I cut some paddocks for hay, that have been purposely reseeded.  That covers us for rolls during the summer. I buy all my oaten hay and Lucerne hay in for chaff cutting - It works out well and I have a good supplier. 

We’ve had one problem mare this year, suffering chronic laminitis.  Michelle from Milne helped with  a specific diet for her using Pegasus Liberty and the turnaround has been great.  She might not go on to foal again, but we’ve managed to stabilise her until weaning time.  It’s great to have that support.

I only have one tip for getting through the breeding season – patience!
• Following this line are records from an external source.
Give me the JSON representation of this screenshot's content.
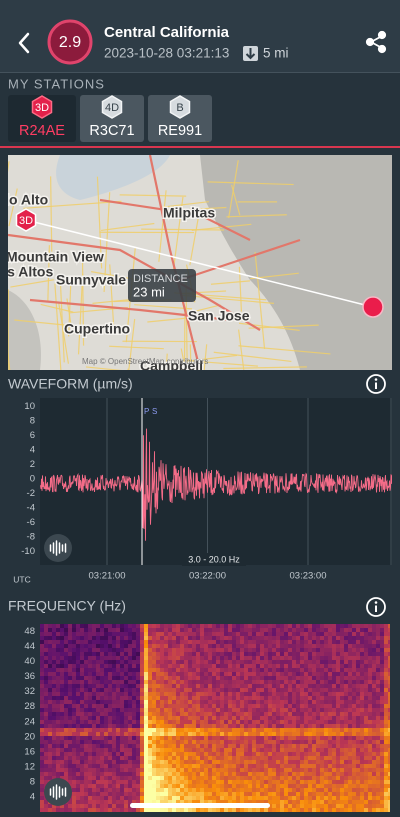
{
  "header": {
    "magnitude": "2.9",
    "location": "Central California",
    "datetime": "2023-10-28 03:21:13",
    "depth": "5 mi"
  },
  "stations": {
    "label": "MY STATIONS",
    "items": [
      {
        "badge": "3D",
        "name": "R24AE"
      },
      {
        "badge": "4D",
        "name": "R3C71"
      },
      {
        "badge": "B",
        "name": "RE991"
      }
    ]
  },
  "map": {
    "places": [
      "Palo Alto",
      "Milpitas",
      "Mountain View",
      "Los Altos",
      "Sunnyvale",
      "Cupertino",
      "San Jose",
      "Campbell"
    ],
    "station_badge": "3D",
    "distance_label": "DISTANCE",
    "distance": "23 mi",
    "attribution": "Map © OpenStreetMap contributors"
  },
  "waveform": {
    "title": "WAVEFORM (µm/s)",
    "ylim": [
      -11.9,
      11.2
    ],
    "yticks": [
      10,
      8,
      6,
      4,
      2,
      0,
      -2,
      -4,
      -6,
      -8,
      -10
    ],
    "x_unit": "UTC",
    "xticks": [
      "03:21:00",
      "03:22:00",
      "03:23:00"
    ],
    "phases": [
      "P",
      "S"
    ],
    "filter": "3.0 - 20.0 Hz"
  },
  "frequency": {
    "title": "FREQUENCY (Hz)",
    "ylim": [
      0,
      50
    ],
    "yticks": [
      48,
      44,
      40,
      36,
      32,
      28,
      24,
      20,
      16,
      12,
      8,
      4
    ]
  }
}
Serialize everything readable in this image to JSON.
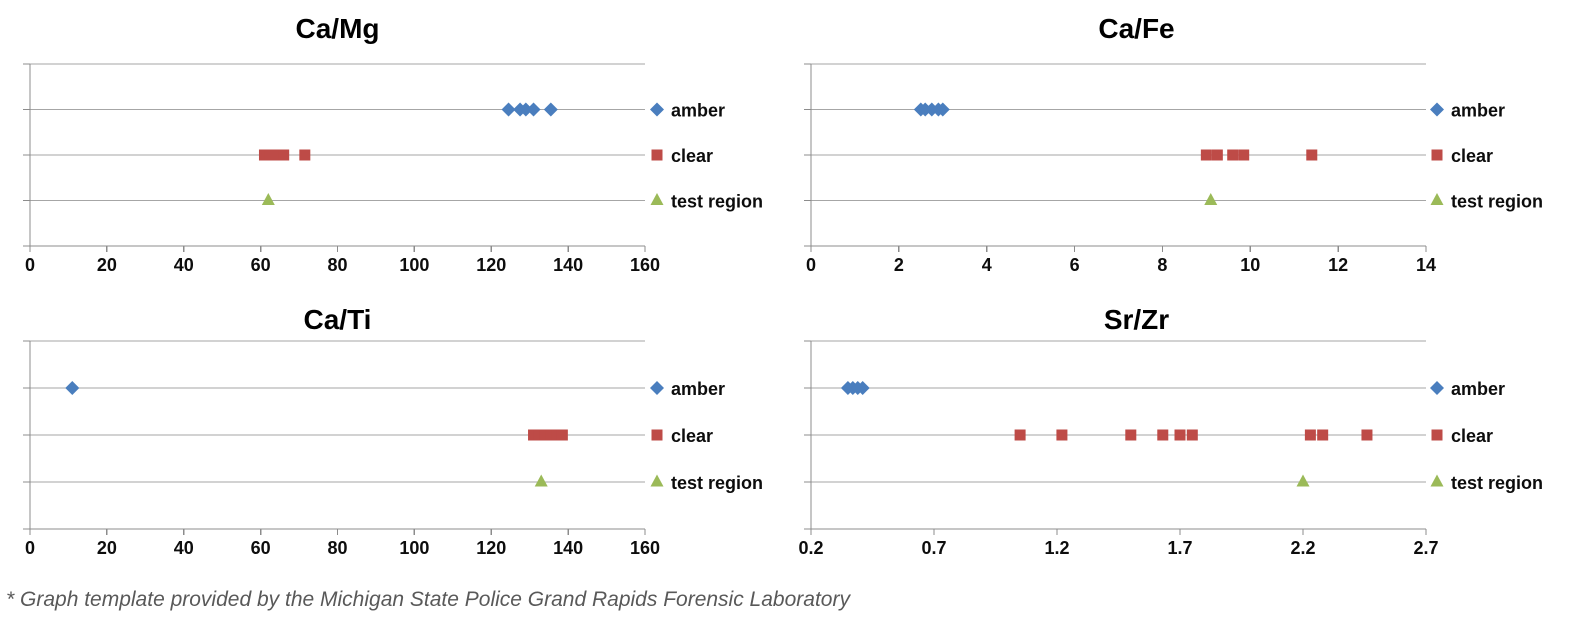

I think you just have to go with the flow of how things happen.  I’ve done most of the foaling down myself and the only time I had one of the back-up staff in for foal watch nothing foaled down.  We did have one experience with Jade, one of the staff, recently. It was a Sunday, of course, and I had to take a mare up to Awesome Rock and a mare at the farm, who was overdue, started to foal. It happened that Nygrie had the weekend off so Jade was on watch.  Anyway, on the way up to Gingin I get the phone call ‘John, the mare’s foaling in the paddock!’.  Jade had to get the mare in and assist with foaling.  I was on the way home by the time she had the foal. They had some trouble getting the foal out and then mare started bleeding. She was in a bad way, her gums were very pale, so it was touch and go there for a while.  Anyway, the vet came back twice during the day and by the time I got home they had the mare and foal in the box under treatment.  Jade was naturally a bit stressed and I told her she’d completed her apprenticeship that day.  Her comment was – ‘I’d prefer not to have!’. Anyway, we managed to save the mare and foal and they are both doing well now – so it all ended well.

Other than that, it’s all been fairly smooth.  Our two staff, Nygrie and Jade are excellent and we all work well together.  Hopefully, we can continue to breed some winners.  My daughter always tells me I keep the slow ones and sell the fast ones – up to date she’s been pretty accurate!